Political reactionaries and orthodox Catholics are often accused of engaging in nostalgia for the Middle Ages. The accusation is peculiar, for similar reasons as the accusation that American conservatives are nostalgic for the 1950s. Insofar as the Catholic prefers the Middle Ages for its religion, or the monarchist and neofeudalist prefer it for its social organization, or the European (French, English, etc) nationalist honors it for giving birth to his country, such a person is not indulging in nostalgia, but acting on loyalty to a universal principle or a living people. What’s more, genuine nostalgia for the Middle Ages, just like nostalgia for the 1950’s, is quite widespread, and not only among Catholics or on the Right. This manifests itself in popular culture as a fascination with fantasy and fairy tales, of knights, castles, witches, wizards, fire-breathing dragons, palace intrigue, beautiful princesses in distress, jolly friars, peasant simplicity, King Arthur, Merlin, Robin Hood, Rapunzel, and Briar Rose. Of course, such reveries are hardly a faithful picture of the Middle Ages, but they are imagined in at least vaguely medieval settings. It is this medieval nostalgia, that of popular fantasy, and not the principled approval of Catholic monarchists, that I wish to consider.
There is no shortage of people who regard any positive sentiment toward the Middle Ages as foolishness. The main criticisms of medieval times are that 1) it was an awful time to be alive, a time of violence, poverty, and injustice, and 2) it was a culturally sterile time, making no significant contribution to literature, art, or science. The criticisms are independent, and there are historians who dispute one or both of them. However, even if it were true that the Middle Ages were a millennium of time wasted on violence and superstition, acknowledging this would not dampen their hold on our imagination, which was never drawn to this time by the thought of cultural achievement or admirable economic arrangements to begin with.
Americans in particular can understand the romance of the Middle Ages, because it is like our own romantic attachment to the Wild West. The Middle Ages was the Wild West of Europe, a time of weak central government, in which resulting anarchy great acts of heroism and villainy were possible, and the safety of the innocent might depend on the courage and martial prowess of one man. Nostalgia for the Middle Ages, if that’s what it is, certainly doesn’t idealize the Middle Ages.
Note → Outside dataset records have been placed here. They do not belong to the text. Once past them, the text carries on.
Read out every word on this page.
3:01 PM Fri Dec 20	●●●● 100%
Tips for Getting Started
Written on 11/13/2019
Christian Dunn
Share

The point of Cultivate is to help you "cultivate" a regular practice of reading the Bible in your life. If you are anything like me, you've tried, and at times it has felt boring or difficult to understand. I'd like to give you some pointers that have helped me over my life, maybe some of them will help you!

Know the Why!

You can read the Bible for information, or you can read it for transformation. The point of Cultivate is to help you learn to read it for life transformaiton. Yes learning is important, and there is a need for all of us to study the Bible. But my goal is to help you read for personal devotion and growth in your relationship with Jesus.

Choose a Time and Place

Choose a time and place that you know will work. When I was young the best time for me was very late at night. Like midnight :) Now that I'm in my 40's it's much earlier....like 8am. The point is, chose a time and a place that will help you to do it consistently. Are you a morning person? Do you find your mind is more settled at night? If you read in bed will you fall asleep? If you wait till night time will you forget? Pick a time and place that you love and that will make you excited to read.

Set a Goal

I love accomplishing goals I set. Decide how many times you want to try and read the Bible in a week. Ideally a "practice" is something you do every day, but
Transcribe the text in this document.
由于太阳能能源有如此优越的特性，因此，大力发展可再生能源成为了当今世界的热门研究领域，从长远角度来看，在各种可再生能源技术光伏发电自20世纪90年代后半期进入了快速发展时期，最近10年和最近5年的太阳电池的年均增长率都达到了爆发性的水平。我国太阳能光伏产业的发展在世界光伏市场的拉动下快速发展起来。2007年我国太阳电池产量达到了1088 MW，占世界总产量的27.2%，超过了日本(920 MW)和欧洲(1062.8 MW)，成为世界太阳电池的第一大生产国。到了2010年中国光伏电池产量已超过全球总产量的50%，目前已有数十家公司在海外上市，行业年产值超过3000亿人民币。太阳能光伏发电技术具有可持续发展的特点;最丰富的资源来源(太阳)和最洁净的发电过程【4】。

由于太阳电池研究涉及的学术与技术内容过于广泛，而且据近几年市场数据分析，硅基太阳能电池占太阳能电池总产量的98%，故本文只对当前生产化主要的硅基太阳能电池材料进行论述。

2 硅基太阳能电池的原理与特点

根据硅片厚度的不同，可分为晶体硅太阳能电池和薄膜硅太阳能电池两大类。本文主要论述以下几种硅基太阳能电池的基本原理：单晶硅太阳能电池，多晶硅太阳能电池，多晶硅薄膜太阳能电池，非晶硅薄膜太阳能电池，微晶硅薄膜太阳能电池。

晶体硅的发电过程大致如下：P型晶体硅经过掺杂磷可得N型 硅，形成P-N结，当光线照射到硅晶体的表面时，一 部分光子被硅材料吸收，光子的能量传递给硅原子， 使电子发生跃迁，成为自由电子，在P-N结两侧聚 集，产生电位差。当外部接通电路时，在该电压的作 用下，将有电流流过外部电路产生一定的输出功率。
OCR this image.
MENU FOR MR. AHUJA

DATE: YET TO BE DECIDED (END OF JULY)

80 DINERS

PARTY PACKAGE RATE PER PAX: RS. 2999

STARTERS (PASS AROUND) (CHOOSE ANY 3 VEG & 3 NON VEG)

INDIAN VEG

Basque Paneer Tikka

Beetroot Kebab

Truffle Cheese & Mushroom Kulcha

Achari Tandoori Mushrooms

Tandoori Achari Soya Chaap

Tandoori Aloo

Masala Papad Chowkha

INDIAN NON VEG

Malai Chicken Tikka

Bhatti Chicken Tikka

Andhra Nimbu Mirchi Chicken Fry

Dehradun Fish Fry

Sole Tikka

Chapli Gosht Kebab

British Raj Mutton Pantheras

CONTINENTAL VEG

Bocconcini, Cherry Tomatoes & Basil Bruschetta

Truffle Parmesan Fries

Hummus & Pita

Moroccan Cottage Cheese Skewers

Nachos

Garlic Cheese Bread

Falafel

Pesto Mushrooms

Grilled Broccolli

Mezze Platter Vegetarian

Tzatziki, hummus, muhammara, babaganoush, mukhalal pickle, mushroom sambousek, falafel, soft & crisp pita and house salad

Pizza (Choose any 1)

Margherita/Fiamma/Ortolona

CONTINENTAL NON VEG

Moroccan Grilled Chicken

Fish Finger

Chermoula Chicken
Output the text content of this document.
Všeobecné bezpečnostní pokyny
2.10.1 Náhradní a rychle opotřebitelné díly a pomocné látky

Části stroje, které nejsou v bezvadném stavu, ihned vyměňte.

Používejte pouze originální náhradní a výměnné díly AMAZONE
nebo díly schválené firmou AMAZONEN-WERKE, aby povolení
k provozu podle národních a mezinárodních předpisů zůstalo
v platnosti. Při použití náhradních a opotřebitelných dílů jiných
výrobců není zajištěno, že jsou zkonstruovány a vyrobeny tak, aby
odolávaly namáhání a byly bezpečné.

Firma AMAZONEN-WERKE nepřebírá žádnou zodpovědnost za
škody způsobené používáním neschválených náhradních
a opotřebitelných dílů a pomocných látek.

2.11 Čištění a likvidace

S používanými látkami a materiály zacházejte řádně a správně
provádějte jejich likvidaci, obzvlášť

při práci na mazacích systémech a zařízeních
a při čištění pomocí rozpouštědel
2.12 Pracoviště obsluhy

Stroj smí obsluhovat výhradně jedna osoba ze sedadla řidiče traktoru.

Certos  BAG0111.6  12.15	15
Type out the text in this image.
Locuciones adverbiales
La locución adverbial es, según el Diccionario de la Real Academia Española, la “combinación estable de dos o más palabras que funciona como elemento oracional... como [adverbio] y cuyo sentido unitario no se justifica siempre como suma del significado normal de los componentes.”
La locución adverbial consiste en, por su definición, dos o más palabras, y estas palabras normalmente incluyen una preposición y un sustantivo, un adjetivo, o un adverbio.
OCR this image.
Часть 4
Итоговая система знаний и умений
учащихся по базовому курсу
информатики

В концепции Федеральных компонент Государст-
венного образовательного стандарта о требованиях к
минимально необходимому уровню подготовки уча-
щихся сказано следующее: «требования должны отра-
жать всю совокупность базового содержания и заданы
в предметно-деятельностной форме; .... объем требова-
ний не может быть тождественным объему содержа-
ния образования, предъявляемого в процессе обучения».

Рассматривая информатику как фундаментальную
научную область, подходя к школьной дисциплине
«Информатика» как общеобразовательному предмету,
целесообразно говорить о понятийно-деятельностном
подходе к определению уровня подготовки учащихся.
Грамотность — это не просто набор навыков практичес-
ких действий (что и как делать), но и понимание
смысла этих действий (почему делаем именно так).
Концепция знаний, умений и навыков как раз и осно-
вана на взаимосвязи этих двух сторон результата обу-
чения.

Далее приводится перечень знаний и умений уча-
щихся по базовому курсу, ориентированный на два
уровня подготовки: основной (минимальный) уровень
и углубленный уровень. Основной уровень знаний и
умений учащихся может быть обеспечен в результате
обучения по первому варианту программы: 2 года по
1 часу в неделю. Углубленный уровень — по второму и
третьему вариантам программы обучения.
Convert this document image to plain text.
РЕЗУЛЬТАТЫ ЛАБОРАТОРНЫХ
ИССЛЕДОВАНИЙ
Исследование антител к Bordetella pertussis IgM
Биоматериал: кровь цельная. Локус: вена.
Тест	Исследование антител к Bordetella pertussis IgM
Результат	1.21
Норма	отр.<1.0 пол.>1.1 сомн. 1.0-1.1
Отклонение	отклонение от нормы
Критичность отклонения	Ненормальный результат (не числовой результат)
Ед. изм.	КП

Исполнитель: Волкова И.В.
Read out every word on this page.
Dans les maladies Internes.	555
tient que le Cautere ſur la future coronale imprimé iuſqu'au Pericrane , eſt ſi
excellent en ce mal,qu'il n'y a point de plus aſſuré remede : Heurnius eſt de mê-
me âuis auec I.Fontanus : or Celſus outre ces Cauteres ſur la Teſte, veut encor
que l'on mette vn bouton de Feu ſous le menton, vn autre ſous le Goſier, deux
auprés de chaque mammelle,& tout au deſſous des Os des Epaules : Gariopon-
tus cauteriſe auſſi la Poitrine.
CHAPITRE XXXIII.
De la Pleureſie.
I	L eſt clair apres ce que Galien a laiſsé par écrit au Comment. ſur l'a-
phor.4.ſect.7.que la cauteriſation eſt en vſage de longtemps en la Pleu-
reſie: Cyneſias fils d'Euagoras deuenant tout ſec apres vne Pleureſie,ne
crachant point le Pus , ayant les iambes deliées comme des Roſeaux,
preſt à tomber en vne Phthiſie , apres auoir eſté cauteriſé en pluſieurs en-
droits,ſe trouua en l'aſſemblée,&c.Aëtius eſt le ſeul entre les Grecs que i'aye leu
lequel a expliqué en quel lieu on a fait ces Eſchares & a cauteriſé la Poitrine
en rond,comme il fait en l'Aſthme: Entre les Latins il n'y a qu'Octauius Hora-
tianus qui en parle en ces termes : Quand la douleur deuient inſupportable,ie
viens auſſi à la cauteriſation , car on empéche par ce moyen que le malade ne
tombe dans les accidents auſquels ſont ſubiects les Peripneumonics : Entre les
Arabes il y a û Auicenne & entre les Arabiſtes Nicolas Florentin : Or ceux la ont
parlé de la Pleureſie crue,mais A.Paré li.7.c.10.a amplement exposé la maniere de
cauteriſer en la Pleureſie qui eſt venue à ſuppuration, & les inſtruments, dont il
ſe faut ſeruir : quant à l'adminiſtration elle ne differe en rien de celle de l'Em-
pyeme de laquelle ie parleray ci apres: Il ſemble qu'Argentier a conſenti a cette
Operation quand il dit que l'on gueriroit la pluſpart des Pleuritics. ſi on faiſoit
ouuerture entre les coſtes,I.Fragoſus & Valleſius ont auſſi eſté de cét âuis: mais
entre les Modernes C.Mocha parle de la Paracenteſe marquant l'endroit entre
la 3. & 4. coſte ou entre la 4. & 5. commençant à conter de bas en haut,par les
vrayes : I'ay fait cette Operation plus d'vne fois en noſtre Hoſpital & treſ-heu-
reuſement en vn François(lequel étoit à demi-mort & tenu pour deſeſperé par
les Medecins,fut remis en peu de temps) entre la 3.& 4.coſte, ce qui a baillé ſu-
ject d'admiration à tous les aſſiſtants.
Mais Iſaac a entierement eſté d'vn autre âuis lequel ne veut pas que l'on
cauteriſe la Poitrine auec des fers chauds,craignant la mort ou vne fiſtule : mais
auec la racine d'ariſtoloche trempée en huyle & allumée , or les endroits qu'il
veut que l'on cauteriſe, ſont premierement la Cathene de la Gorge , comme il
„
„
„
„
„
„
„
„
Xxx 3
If anything, it would prefer to exaggerate how violent and chaotic they were, just as Western movies no doubt exaggerate how violent day-to-day life was during the early settlement of western America.
Drama and excitement are part of the appeal of Wild Wests, but there is another part, which is the real reason for hostility to the Middle Ages. Each people particularly cherishes the memory of its own Wild West, far more even than the memory of its own Lost Golden Age. (Does Western Civilization even have a Lost Golden Age? There are ages we admire for their accomplishments or heroism, but is there any time during which we like to imagine all was basically right under heaven?) A people sees the characters of its Wild West as revelations of that people’s character. Americans are still cowboys at heart, underneath the constraints of civilization, or at least so we like to imagine. Medieval kings, princesses, and wizards have a special appeal to Europeans and the European diaspora as revelations of the European spirit, still living underneath our science and ubiquitous social control. The things we are supposed to approve–science, democracy, bureaucracy–are forms that can be adapted by any people; the stories of how we were before we had those forms are stories of us in ourselves.
Thus the hostility to any fond remembrance of the Middle Ages, and the desire to destroy or de-Europeanize fantasy and fairy tales. They are a sign that we Europeans don’t yet entirely hate ourselves.